Your OP tells a fairly straightforward, if sad and disappointing story. Your subsequent posts offer glimpses into some quite disturbing depths.

When I was younger and people talked of couples staying together for the children, I assumed they meant to protect the children. That is clearly a colossal factor.

Really interesting. I don't think I'm that sheltered and naive but I had always assumed it meant 'to present a united front and provide a sense of 'normal family life' for the children.' It is only after spending some time reading the relationships board here, that I've understood that some women stay with an abusive man in order to protect the DC from having to spend time with them alone.

That you should start with the idea of protection seems telling - of what, your childhood? Of his behaviour earlier in your relationship and ongoing?

Then: I had a breakdown in 2016 and was in various psychiatric hospitals for six months, in no small part due to some horrors of living with him.

Is 'horrors' a dramatic turn of phrase, or an expression of the hideousness of living with a liar, as already described? Taken at face value, you're telling us that he is abusive towards you and that this caused you to have a breakdown.

nosswith · 28/12/2020 20:57

Please give the car to charity. I will leave others to comment on the main matter.

PicsInRed · 28/12/2020 20:57

What is with all the "give it to charity"? Charities don't need a shitty little decade old toy car. The very abused OP feels a need to smash it. Her need trumps...giving unwanted trash to a charity.

If you need to smash it OP, smash it.

lottiegarbanzo · 28/12/2020 20:59

Yes, the sanctimonious 'give it to charity' posts can stop right there. It's a crappy old toy car holding only symbolic value and only to OP.

CoffeeRunner · 28/12/2020 21:01

@Frouby

I'd smash the car up while it was tethered to your dhs bollocks tbh.
I’ll second this.
HeelsHandbagPerfumeCoffee · 28/12/2020 21:01

@scarecrow22 I’m sorry you’ve had such rough time. Take care of yourself
Your husband has treated you appallingly that cannot be undone. You must prioritise yourself and your son
I wish you well

Standrewsschool · 28/12/2020 21:13

The toy would have been (discreetly) been got rid of a long time ago. Feel free to smash it up.

Illy605 · 28/12/2020 21:15

Fuck sake, we only get one chance at life. You really want to spend it with this lying, cheating piece of shit?!

This thread has not only angered me, but made me feel insanely sad for what you’ve put up with for over a decade.

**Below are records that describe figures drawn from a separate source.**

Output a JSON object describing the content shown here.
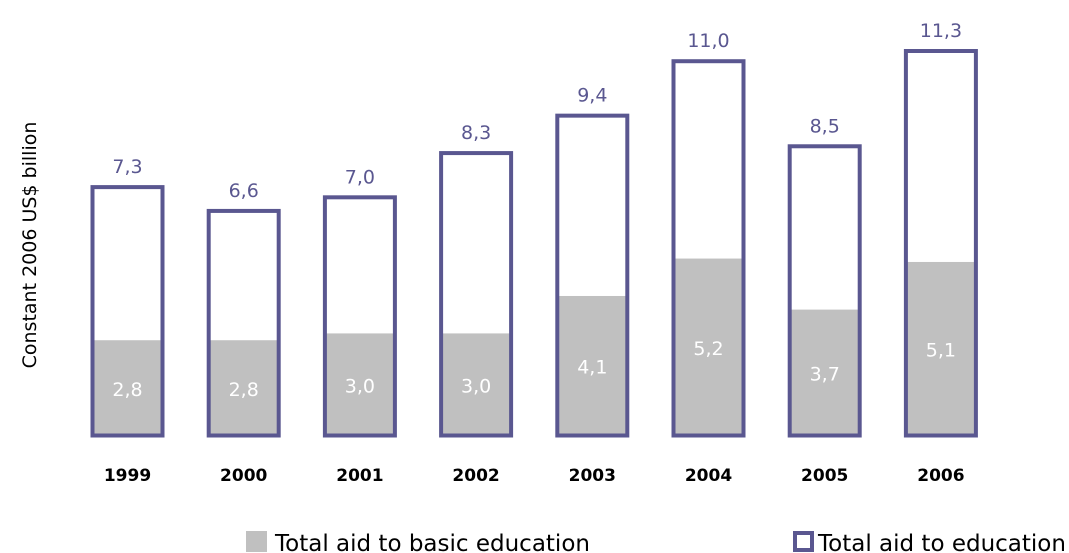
{
  "chart_data": {
    "type": "bar",
    "ylabel": "Constant 2006 US$ billion",
    "categories": [
      "1999",
      "2000",
      "2001",
      "2002",
      "2003",
      "2004",
      "2005",
      "2006"
    ],
    "series": [
      {
        "name": "Total aid to basic education",
        "values": [
          2.8,
          2.8,
          3.0,
          3.0,
          4.1,
          5.2,
          3.7,
          5.1
        ],
        "labels": [
          "2,8",
          "2,8",
          "3,0",
          "3,0",
          "4,1",
          "5,2",
          "3,7",
          "5,1"
        ]
      },
      {
        "name": "Total aid to education",
        "values": [
          7.3,
          6.6,
          7.0,
          8.3,
          9.4,
          11.0,
          8.5,
          11.3
        ],
        "labels": [
          "7,3",
          "6,6",
          "7,0",
          "8,3",
          "9,4",
          "11,0",
          "8,5",
          "11,3"
        ]
      }
    ],
    "ylim": [
      0,
      11.3
    ],
    "grid": false,
    "legend": "bottom",
    "colors": {
      "basic": "#c0c0c0",
      "total_outline": "#5a5790",
      "total_label": "#5a5790"
    }
  }
}
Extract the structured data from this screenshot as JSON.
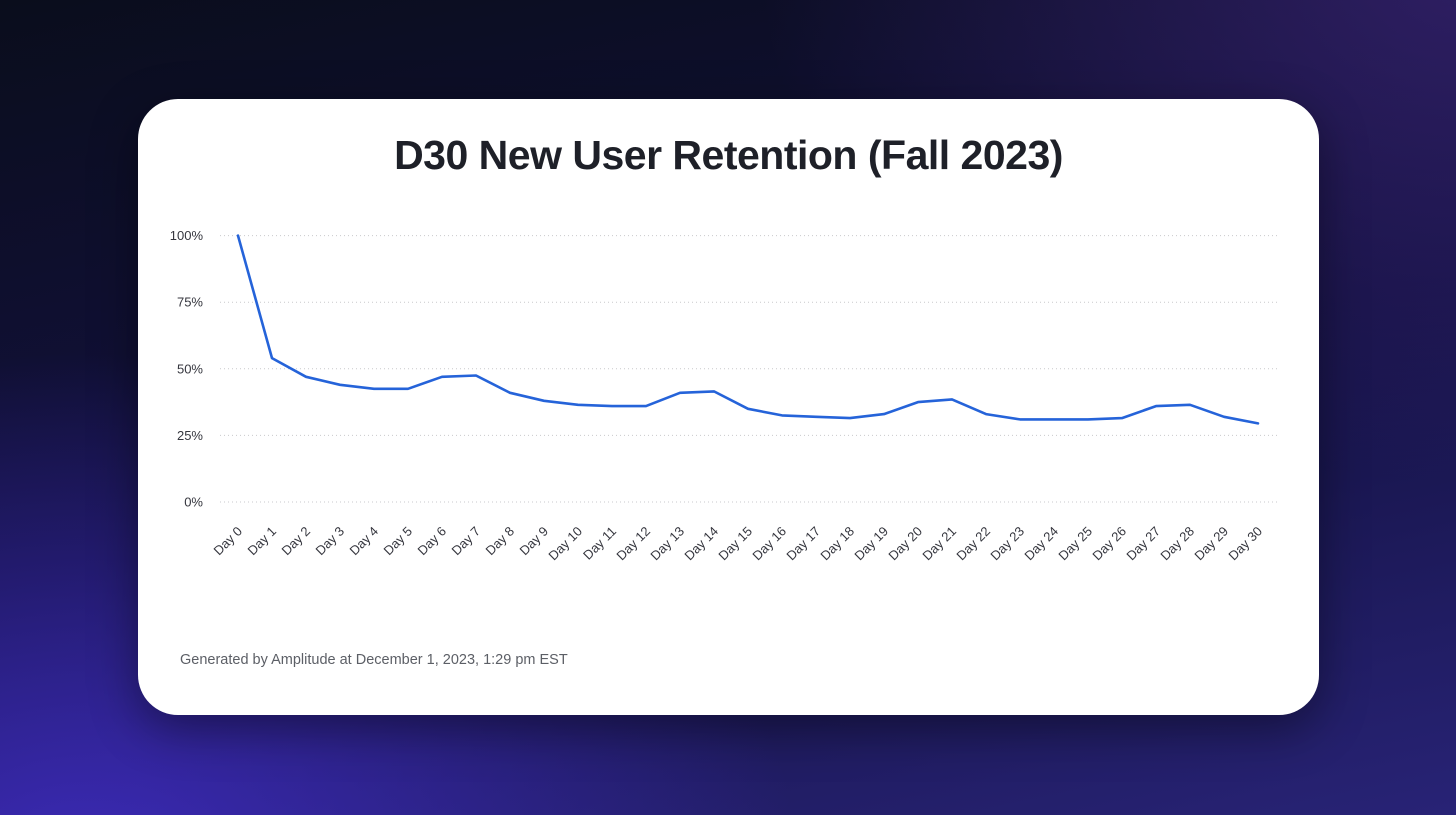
{
  "page": {
    "background_colors": {
      "top_left": "#0a0d1c",
      "top_right": "#2a1b59",
      "bottom_left": "#3122a6",
      "bottom_right": "#292a7d"
    }
  },
  "card": {
    "title": "D30 New User Retention (Fall 2023)",
    "footer": "Generated by Amplitude at December 1, 2023, 1:29 pm EST",
    "background": "#ffffff"
  },
  "colors": {
    "line": "#2563d9",
    "grid": "#c9c9cc",
    "axis_text": "#35363e",
    "title_text": "#1e2028",
    "footer_text": "#5c5f66"
  },
  "chart_data": {
    "type": "line",
    "title": "D30 New User Retention (Fall 2023)",
    "xlabel": "",
    "ylabel": "",
    "x_labels": [
      "Day 0",
      "Day 1",
      "Day 2",
      "Day 3",
      "Day 4",
      "Day 5",
      "Day 6",
      "Day 7",
      "Day 8",
      "Day 9",
      "Day 10",
      "Day 11",
      "Day 12",
      "Day 13",
      "Day 14",
      "Day 15",
      "Day 16",
      "Day 17",
      "Day 18",
      "Day 19",
      "Day 20",
      "Day 21",
      "Day 22",
      "Day 23",
      "Day 24",
      "Day 25",
      "Day 26",
      "Day 27",
      "Day 28",
      "Day 29",
      "Day 30"
    ],
    "values": [
      100,
      54,
      47,
      44,
      42.5,
      42.5,
      47,
      47.5,
      41,
      38,
      36.5,
      36,
      36,
      41,
      41.5,
      35,
      32.5,
      32,
      31.5,
      33,
      37.5,
      38.5,
      33,
      31,
      31,
      31,
      31.5,
      36,
      36.5,
      32,
      29.5
    ],
    "ylim": [
      0,
      100
    ],
    "yticks": [
      0,
      25,
      50,
      75,
      100
    ],
    "ytick_format": "{v}%",
    "grid": "horizontal-dotted",
    "legend": "none"
  }
}
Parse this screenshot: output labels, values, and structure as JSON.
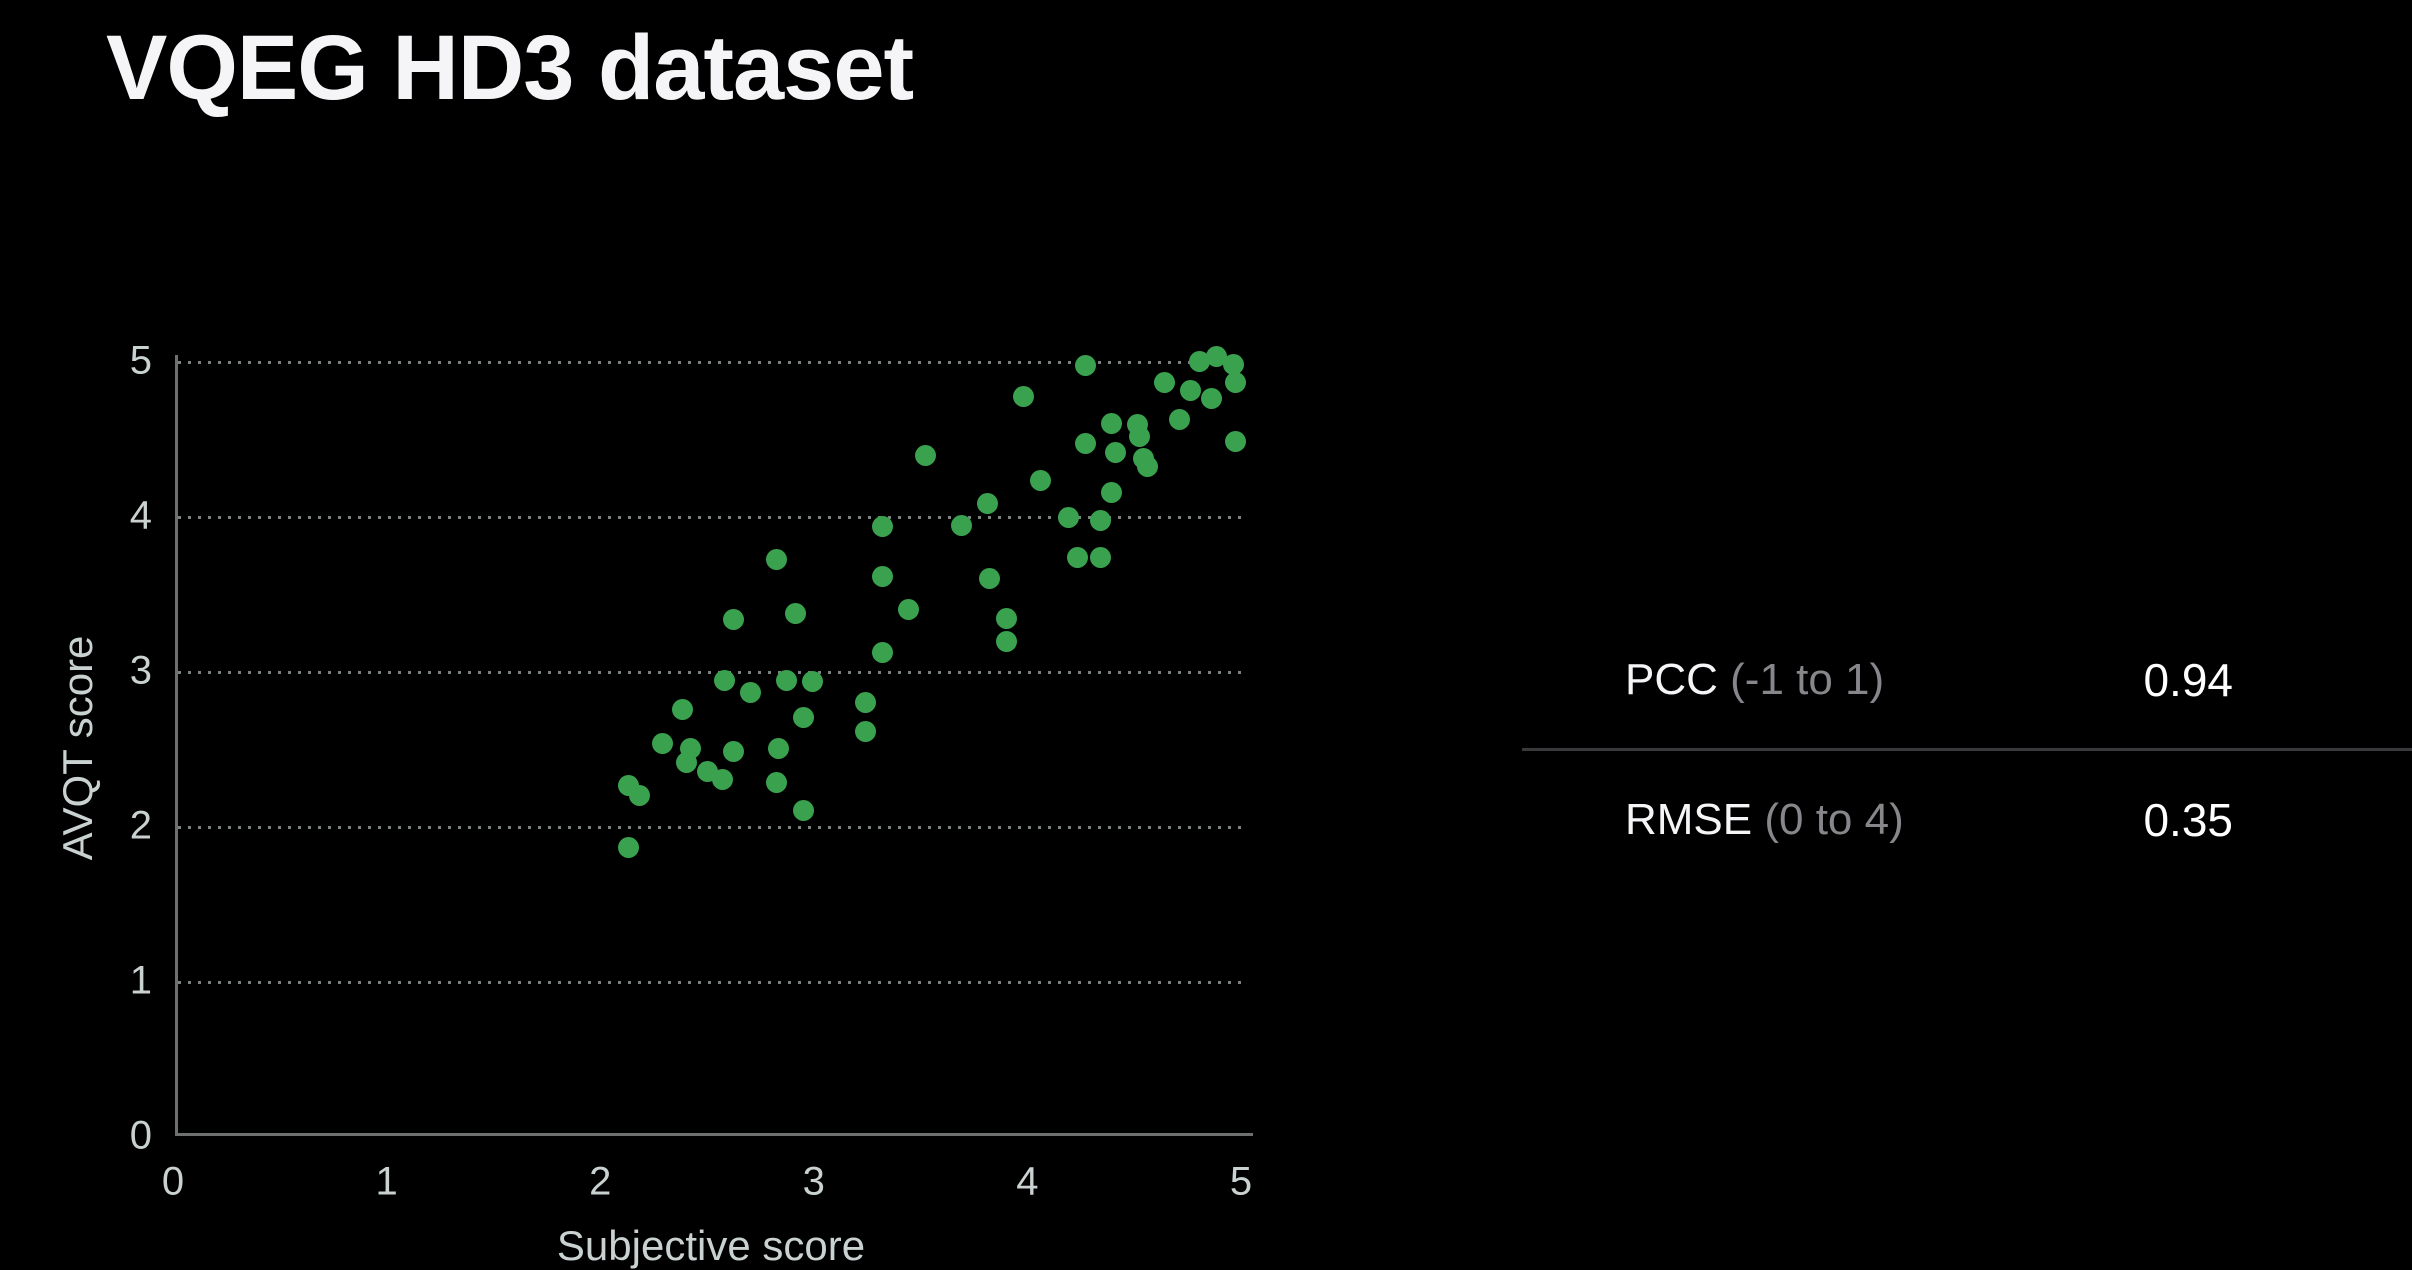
{
  "slide": {
    "title": "VQEG HD3 dataset"
  },
  "chart_data": {
    "type": "scatter",
    "title": "VQEG HD3 dataset",
    "xlabel": "Subjective score",
    "ylabel": "AVQT score",
    "xlim": [
      0,
      5
    ],
    "ylim": [
      0,
      5
    ],
    "x_ticks": [
      "0",
      "1",
      "2",
      "3",
      "4",
      "5"
    ],
    "y_ticks": [
      "0",
      "1",
      "2",
      "3",
      "4",
      "5"
    ],
    "grid": "horizontal dotted gridlines at y=1..5, legend off",
    "point_color": "#3aa24f",
    "series": [
      {
        "name": "AVQT score vs subjective score",
        "points": [
          [
            2.11,
            1.86
          ],
          [
            2.93,
            2.1
          ],
          [
            2.16,
            2.2
          ],
          [
            2.11,
            2.26
          ],
          [
            2.8,
            2.28
          ],
          [
            2.55,
            2.3
          ],
          [
            2.48,
            2.35
          ],
          [
            2.38,
            2.41
          ],
          [
            2.6,
            2.48
          ],
          [
            2.4,
            2.5
          ],
          [
            2.81,
            2.5
          ],
          [
            2.27,
            2.53
          ],
          [
            3.22,
            2.61
          ],
          [
            2.93,
            2.7
          ],
          [
            2.36,
            2.75
          ],
          [
            3.22,
            2.8
          ],
          [
            2.68,
            2.86
          ],
          [
            2.97,
            2.93
          ],
          [
            2.85,
            2.94
          ],
          [
            2.56,
            2.94
          ],
          [
            3.3,
            3.12
          ],
          [
            3.88,
            3.19
          ],
          [
            2.6,
            3.33
          ],
          [
            3.88,
            3.34
          ],
          [
            2.89,
            3.37
          ],
          [
            3.42,
            3.4
          ],
          [
            3.3,
            3.61
          ],
          [
            3.8,
            3.6
          ],
          [
            2.8,
            3.72
          ],
          [
            4.21,
            3.73
          ],
          [
            4.32,
            3.73
          ],
          [
            3.3,
            3.93
          ],
          [
            3.67,
            3.94
          ],
          [
            4.32,
            3.97
          ],
          [
            4.17,
            3.99
          ],
          [
            3.79,
            4.08
          ],
          [
            4.37,
            4.15
          ],
          [
            4.04,
            4.23
          ],
          [
            4.54,
            4.32
          ],
          [
            4.52,
            4.37
          ],
          [
            3.5,
            4.39
          ],
          [
            4.39,
            4.41
          ],
          [
            4.25,
            4.47
          ],
          [
            4.95,
            4.48
          ],
          [
            4.5,
            4.51
          ],
          [
            4.49,
            4.59
          ],
          [
            4.37,
            4.6
          ],
          [
            4.69,
            4.62
          ],
          [
            4.84,
            4.76
          ],
          [
            3.96,
            4.77
          ],
          [
            4.74,
            4.81
          ],
          [
            4.62,
            4.86
          ],
          [
            4.95,
            4.86
          ],
          [
            4.78,
            5.0
          ],
          [
            4.25,
            4.97
          ],
          [
            4.94,
            4.98
          ],
          [
            4.86,
            5.03
          ]
        ]
      }
    ]
  },
  "metrics": {
    "rows": [
      {
        "metric": "PCC",
        "range": "(-1 to 1)",
        "value": "0.94"
      },
      {
        "metric": "RMSE",
        "range": "(0 to 4)",
        "value": "0.35"
      }
    ]
  },
  "colors": {
    "background": "#000000",
    "title_text": "#f5f5f7",
    "axis_text": "#c9d1d1",
    "axis_line": "#6e7070",
    "point_green": "#3aa24f",
    "range_gray": "#86868b",
    "divider_gray": "#3a3a3c"
  }
}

mathanxiety · 28/12/2020 21:15

Take your H out back and give him the sledgehammer treatment.

The toy isn't the problem.

You may find that your MH issues improve if you can get past the worry about missing the DC every other weekend, though this exercise is incredibly stressful in itself.

I would suspect the child is his and that he and the OW have carried on for years, hence the horror he put you through. It's so much easier to silence your conscience and carry on an affair when you create a narrative in which your wife stars as an adversary and therefore deserves the shitty treatment you mete out to her.